My previous blog post was triggered by a privacy agreement issue – what is the best way to protect the revealing party from losses caused by unauthorized disclosure by representatives of the recipient? I had opted for compensation pretty much, but among those I consulted, it turned out to be an unpopular choice, to a extent that surprised me. The concept of compensation is somehow tainted with baggage; Let`s keep watching this. This approach will not be for everyone. Finally, each company wants to ensure that its contracts are watertight and developed to their individual satisfaction. But is it worth the time and effort for every remote opportunity? Certainly not, especially given the sums. Given the rare breaches of confidentiality regarding the information related to the sale (and the question of whether most of the information is actually confidential?), it is certainly wise to use as much as possible a standard document which: Compensation is a contractual obligation to pay money. Lawyers like them because it may be easier to claim compensation than to violate a standard contractual obligation. You can also change the normal rules on the types of losses available to make claims. These contracts generally cover the unveiling part and the receiving party.

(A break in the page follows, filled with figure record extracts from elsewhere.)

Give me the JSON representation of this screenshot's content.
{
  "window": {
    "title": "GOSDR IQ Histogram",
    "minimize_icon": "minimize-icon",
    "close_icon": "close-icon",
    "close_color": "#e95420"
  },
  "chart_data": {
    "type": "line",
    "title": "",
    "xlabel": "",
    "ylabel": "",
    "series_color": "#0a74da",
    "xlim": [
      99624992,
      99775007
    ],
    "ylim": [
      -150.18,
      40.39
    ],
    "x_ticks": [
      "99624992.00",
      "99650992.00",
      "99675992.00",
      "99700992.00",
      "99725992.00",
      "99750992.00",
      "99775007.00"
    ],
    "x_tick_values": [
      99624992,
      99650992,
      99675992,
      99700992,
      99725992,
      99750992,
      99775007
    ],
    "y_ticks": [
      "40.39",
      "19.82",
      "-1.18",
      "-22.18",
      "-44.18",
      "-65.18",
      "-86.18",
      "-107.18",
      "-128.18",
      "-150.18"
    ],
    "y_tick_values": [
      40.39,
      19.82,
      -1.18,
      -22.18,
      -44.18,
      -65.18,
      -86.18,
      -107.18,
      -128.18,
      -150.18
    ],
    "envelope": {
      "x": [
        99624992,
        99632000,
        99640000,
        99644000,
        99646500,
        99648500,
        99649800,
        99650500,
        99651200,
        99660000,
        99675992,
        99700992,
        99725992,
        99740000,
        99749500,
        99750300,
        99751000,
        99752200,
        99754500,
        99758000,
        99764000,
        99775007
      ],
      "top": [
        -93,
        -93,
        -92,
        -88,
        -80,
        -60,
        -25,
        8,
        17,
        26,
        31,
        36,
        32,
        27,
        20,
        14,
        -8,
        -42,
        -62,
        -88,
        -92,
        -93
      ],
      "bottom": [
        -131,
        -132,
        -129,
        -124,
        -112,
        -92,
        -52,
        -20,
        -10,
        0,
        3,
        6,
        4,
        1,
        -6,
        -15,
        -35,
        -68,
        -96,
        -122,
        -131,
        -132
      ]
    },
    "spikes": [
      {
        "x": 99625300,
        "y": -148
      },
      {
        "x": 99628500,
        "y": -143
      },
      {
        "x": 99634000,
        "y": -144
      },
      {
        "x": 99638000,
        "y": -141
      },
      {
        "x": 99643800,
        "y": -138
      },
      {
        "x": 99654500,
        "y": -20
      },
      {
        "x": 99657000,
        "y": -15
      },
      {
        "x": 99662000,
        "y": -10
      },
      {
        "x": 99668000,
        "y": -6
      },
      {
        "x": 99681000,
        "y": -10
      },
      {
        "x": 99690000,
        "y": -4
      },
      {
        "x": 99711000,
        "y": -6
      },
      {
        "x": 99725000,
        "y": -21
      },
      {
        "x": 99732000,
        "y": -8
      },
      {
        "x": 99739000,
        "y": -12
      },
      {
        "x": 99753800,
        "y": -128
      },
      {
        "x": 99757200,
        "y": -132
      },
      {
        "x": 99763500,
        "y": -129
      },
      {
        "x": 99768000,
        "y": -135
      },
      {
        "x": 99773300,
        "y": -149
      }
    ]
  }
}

Confidentiality agreements are the most widely used in the field of employment, but may also exist between independent contractors, suppliers, suppliers, investors and other counterparties and associated companies. Complex multi-party situations, differentiated categories of information and different rights of use may require tailored development and legal advice on the merits. But these situations are the exception and, in most cases, all that is needed is to include some key variables in an otherwise standard agreement. The question of the extent to which the elements of a claim relate to the elements of an infringement claim has caused so much noise that I can see that it might be counterproductive to include the language of compensation in Koncision`s confidentiality agreements. If I could cite the authority that compensation can be benign, I would rather be an advocate for compensation. But the fact is that I have not seen any authority in any way on this issue. An exclusion clause indicates information that is not considered confidential and may relate to objects already known to the receiving party, which have been received by a third party, have been independently developed and/or made public. A good NOA is a clear confirmation of confidentiality obligations without unexpected or incriminating clauses that can be agreed as quickly as possible. In most cases, this is not the best time to adapt each clause to your scenario – avoid the models that require it. It only delays the possible agreement and only slightly improves (if ever) your legal position. Because of this complexity, liquidated compensation clauses are tainted by difficult and generally heavily negotiated clauses.
They are often used to manage delays in construction or IT projects that include an amount per day of delay, sometimes limited to a total amount representing a certain percentage of the overall liability limit.